Rollups and Modularity
By processing transactions on different blockchains, rollups increase the scalability of blockchains. The transaction data is then posted, and compressed, to an underlying L1. With the release of Arbitrum and Optimism Layer-2s in 2021, conventional roll-ups that depend on Ethereum L1 for data availability, consensus, and settlement were first to market.
The “modular” theory, which gained popularity in 2022, was introduced by the neighbourhood newcomer Celestia. Traditional rollups process transactions and rely on Ethereum to settle, verify and store their data, but modularity enables developers to choose how their protocols handle each step.
For rollups, there are two categorizations of these rollups. We have the Smart contract roll-ups and the sovereign rollups.
Smart Contracts Rollups: A smart contract on L1 checks batches of compressed transactions using various types of “proofs,” and they are “enshrined” to the L1 because they rely on the smart contract for final approval. Optimistic rollups and Zero-Knowledge Rollups (ZK Rollups) are types of smart contract Rollups.
“Sovereign” Rollups: Just as a virtual server can be set up by a cloud provider with a single click, programmers can create sovereign blockchains for very little money upfront and avoid the hassle of bootstrapping a distributed validator set. Sovereign rollups process and verify transactions, upload data to a consensus and data availability layer like Celestia, Polygon Avail, or Ethereum, and execute transactions.
Too close to Solana
According to Messari, a segmented approach with different layers that are optimized for different levels of performance and decentralization may be more effective for scaling a blockchain ecosystem than wrapping transaction execution, settlement, network consensus, and data availability on one main chain.
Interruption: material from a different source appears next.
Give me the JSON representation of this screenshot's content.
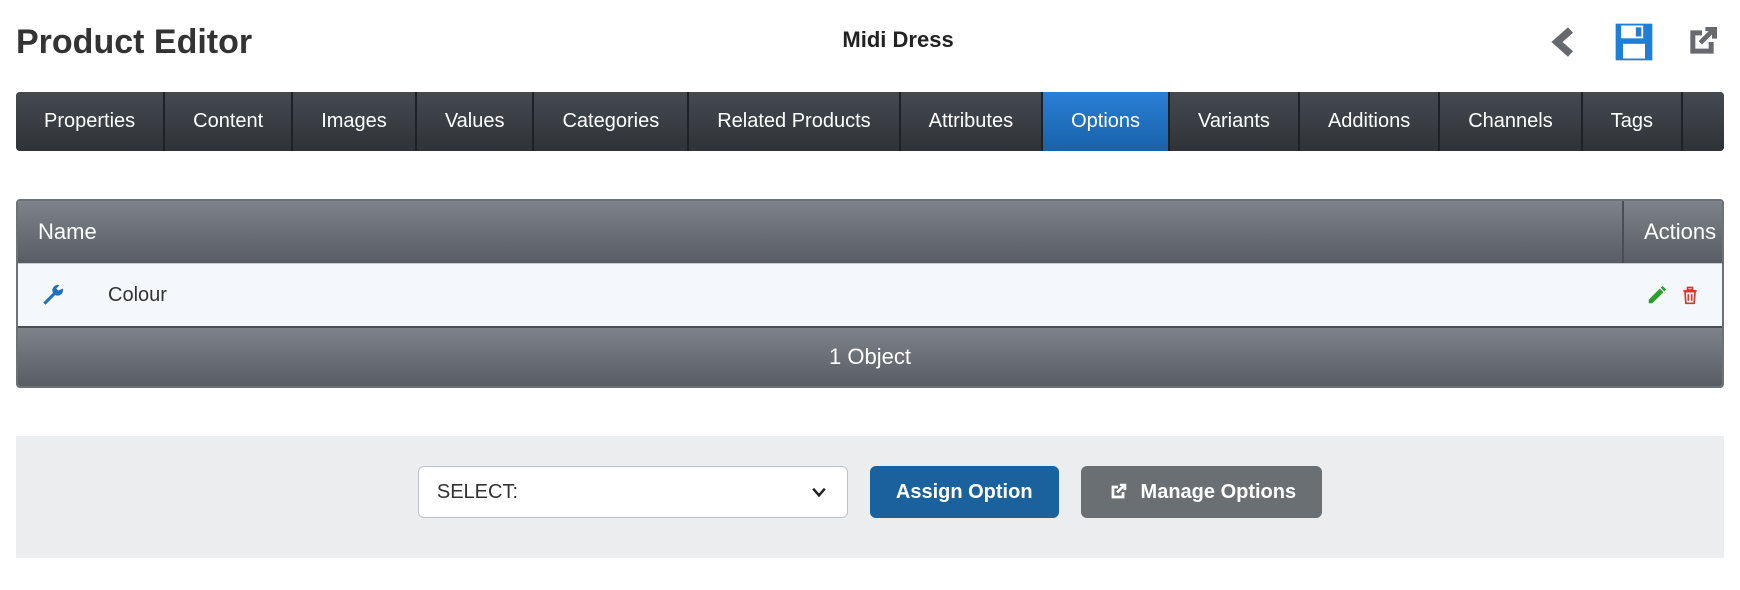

This is comparable to the microservice architecture used in conventional app development.
Messari went ahead to list some of the things it will take for an alt-L1 like Solana to stand a fighting chance against other modular blockchains. These are what he listed:
- Developments in computation that will eventually reduce the cost of operating powerful nodes
- Rollup delays or securities concerns
- User choices and expertise
- Product-market fit of a chain of killer apps
- The users’ level of tolerance for centralization and MEV
The report also delved into Solana’s connection with the now-bankrupt exchange FT and how it affected Solana. Elaborating on this, it was revealed in the report that according to bankruptcy records, SOL and SRM were significant holdings on FTX’s financial sheet. FTX, Alameda, and some of its closest investors were active, enthusiastic backers of Solana’s early ecosystem. However, the Solana team and its founding neighbourhood were keen to adopt an “eating glass” mentality during the previous bear market and may be able to recover once more after this hurricane passes.
On the positive side, Solana has maintained its gains in node decentralization and speed, if not in server/cloud-level decentralization. A different enterprise-grade rug pull might have a more significant long-term effect, even though the liquidation of FTX/Alameda was a setback for some of Solana’s main backers. Through the development of the cryptocurrency mobile phone Saga in 2022, Solana has also made efforts to promote the adoption of blockchain.
Cosmos and Appchains
The Cosmos community is experimenting with a new era that it refers to as “ATOM 2.0,” which attempts to establish the Hub as Cosmos’ primary data router and source of security. According to Messari, Cosmos will probably continue to be the leading ecosystem for “sovereign” app chain developers as the developer discussion over ATOM 2.0 plays out. ATOM 2.0 has faced resistance to its ambition due to a request for its adoption being rejected by the community.
The ecosystem is attractive to those with the technical know-how to vertically integrate their apps because Cosmos gives developers the freedom to create their chains with the flexibility they need (custom inflation schedules, transaction fees, transaction types, security models, coding languages, etc.). The IBC also gives app chains access to value accrual mechanisms (MEV, transaction costs, etc.). Consider dYdX, which last year switched from a ZK-rollup to an app chain and is perhaps the biggest crypto application.
Sei and Canto, two new L1s built on the Cosmos SDK with an emphasis on DeFi apps, were both created in 2022. Sei has a parallelized order-matching engine and an integrated central limit order book (CLOB). Messari claims that Sei is aiming to become the NASDAQ of the cryptocurrency world and that its centralized order book mechanism and shared liquidity make it ideal for DeFi use cases. An EVM-compatible L1 with built-in core protocols like an AMM DEX, a lending protocol, and a stablecoin was recently introduced by Canto. It intends to make these fundamental protocols accessible to users and developers for free.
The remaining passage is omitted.